Science is already big business on Long Island. The five largest research institutions -- Brookhaven, Cold Spring Harbor, the Feinstein Institute for Medical Research, Stony Brook University and Hofstra University -- bring in more than $1.2 billion in annual funding. And they employ 8,200 researchers.

Yet, business and academic leaders say research could have an even bigger impact. With coordination and strategy, they say, those institutions could put Long Island on the tech map.

As the U.S. economy limps through its recovery, towns across America are jealously eyeing soaring property values and job growth in Silicon Valley and trying to figure out how to jump-start their own fortunes with software and bioscience companies. Few have succeeded.

That's in part, economists say, because startup hubs tend to spring from chance meetings and fortuitously timed ideas rather then careful planning.

Silicon Valley, for instance, developed slowly over a half century, beginning in the 1930s when Bill Hewlett met Dave Packard on a camping trip after graduating from Stanford University. Forty years later, Steve Wozniak and Steve Jobs wound up at the same high school, 10 miles from the garage where Hewlett and Packard started their company.

"This stuff is really random, and the thought that you could plan for it and incubate it strikes me as a real stretch," said Robert Inman, a professor of economics and public policy at the Wharton School.

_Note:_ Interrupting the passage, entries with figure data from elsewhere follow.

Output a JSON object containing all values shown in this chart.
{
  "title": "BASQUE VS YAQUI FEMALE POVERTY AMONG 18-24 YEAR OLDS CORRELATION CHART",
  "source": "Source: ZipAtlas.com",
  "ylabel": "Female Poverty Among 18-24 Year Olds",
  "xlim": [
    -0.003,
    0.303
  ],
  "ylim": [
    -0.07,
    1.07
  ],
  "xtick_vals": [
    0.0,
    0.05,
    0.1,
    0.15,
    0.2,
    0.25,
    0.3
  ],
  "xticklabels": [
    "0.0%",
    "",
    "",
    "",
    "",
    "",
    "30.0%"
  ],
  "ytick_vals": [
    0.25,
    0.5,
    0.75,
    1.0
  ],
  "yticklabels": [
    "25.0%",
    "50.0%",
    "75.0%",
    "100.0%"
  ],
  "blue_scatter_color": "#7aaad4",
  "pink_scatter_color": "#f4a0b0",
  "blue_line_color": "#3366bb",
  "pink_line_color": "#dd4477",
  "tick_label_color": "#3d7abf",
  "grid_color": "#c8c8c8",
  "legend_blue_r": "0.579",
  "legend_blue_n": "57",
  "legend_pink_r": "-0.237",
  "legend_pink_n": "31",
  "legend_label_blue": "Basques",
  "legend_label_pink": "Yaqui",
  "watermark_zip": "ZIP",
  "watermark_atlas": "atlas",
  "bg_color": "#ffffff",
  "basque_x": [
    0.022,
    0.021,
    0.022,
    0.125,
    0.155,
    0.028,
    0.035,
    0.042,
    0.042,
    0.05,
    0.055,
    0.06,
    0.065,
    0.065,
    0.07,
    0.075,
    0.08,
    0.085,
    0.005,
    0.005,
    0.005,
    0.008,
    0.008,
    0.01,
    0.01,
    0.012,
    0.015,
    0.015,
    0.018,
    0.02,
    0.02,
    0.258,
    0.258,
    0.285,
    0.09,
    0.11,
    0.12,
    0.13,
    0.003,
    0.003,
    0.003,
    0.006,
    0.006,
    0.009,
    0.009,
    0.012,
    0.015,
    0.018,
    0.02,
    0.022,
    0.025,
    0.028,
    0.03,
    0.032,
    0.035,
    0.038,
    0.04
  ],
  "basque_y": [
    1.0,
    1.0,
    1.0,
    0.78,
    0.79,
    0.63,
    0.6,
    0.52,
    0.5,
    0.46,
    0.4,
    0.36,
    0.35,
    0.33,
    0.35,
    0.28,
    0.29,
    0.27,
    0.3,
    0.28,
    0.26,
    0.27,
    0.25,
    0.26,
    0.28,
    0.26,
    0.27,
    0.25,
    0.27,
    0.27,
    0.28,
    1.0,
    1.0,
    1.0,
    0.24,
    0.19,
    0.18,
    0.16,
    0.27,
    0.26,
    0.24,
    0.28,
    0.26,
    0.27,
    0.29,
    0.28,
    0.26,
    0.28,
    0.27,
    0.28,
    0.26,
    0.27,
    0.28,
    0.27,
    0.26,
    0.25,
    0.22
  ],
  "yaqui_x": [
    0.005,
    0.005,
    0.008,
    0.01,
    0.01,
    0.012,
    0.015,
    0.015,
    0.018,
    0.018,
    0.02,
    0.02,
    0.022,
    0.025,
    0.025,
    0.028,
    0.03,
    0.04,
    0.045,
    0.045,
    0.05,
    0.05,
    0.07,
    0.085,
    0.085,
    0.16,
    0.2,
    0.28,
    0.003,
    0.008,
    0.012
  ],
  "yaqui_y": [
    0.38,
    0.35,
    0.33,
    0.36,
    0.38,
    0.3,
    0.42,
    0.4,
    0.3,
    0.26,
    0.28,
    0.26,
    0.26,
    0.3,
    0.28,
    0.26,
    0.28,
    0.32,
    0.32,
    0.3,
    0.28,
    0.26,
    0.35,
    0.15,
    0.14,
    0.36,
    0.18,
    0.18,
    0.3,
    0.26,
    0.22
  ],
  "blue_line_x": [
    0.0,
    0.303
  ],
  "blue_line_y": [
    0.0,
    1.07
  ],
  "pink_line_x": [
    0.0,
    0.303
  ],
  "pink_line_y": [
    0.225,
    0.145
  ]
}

Others say local institutions can play a role in nurturing startups by building a network of business professors, lawyers and investors to provide entrepreneurs with advice, support and capital.

On Long Island, officials say the effort is crucial to stop the bleeding of high-paying engineering and science jobs as the local aerospace industry wanes and companies including OSI Pharmaceuticals and Northrop Grumman move workers out of state.

"This is a matter of survival," said Kevin Law, president of the Long Island Association, the region's largest business group. "Companies are not just going to move here. We need to create them."

Officials have been talking about cultivating bioscience and software companies on Long Island for at least 25 years. The thinking has been that with top-flight research labs, terrific schools, nearby airports and access to Wall Street -- the region should be poised to soar. So far it hasn't.

Now, however, business and academic leaders say the moment is nigh.

For one, the Long Island Association has managed to unite the region's long-balkanized research community, bringing the five largest labs together to back Accelerate Long Island, a nonprofit organization that promotes fledgling tech companies. Meanwhile, Manhattan's startup community is exploding, which leaders hope will spread east. And a small but growing group of entrepreneurs is beginning to coalesce in Nassau and Suffolk, officials said.

Mark Lesko, executive director of Accelerate Long Island, said he has identified 93 young tech companies here. (The New York City Department of Information Technology & Telecommunications says there are 1,800 startups in the five boroughs.)

A key challenge, business leaders said, is creating a culture of entrepreneurship on Long Island. That includes encouraging people to invest their money in local startups. "Long Island is a place of significant wealth. But very few Long Islanders are investing here," said David Calone, chief executive of Setauket venture capital firm Jove Equity Partners.

He likened it to the local-food movement. But instead of choosing produce that supports nearby farmers, people would invest in Long Island entrepreneurs to boost the local economy. It is already happening to some degree. Several local funds, including Jove Equity, Canrock Ventures, the Long Island Angel Network, the Long Island Emerging Technologies Fund and Accelerate Long Island's seed fund, are now backing Long Island startups.

"People are waking up," Lesko said. "It's a long-term play, but everything can change with one success."

Long Island has scored with a cutting-edge blockbuster startup before. A few years before Hewlett and Packard got their start, six men opened an aircraft repair shop in a Baldwin garage. One was named Roy Grumman.

Now officials hope Long Island can do it again.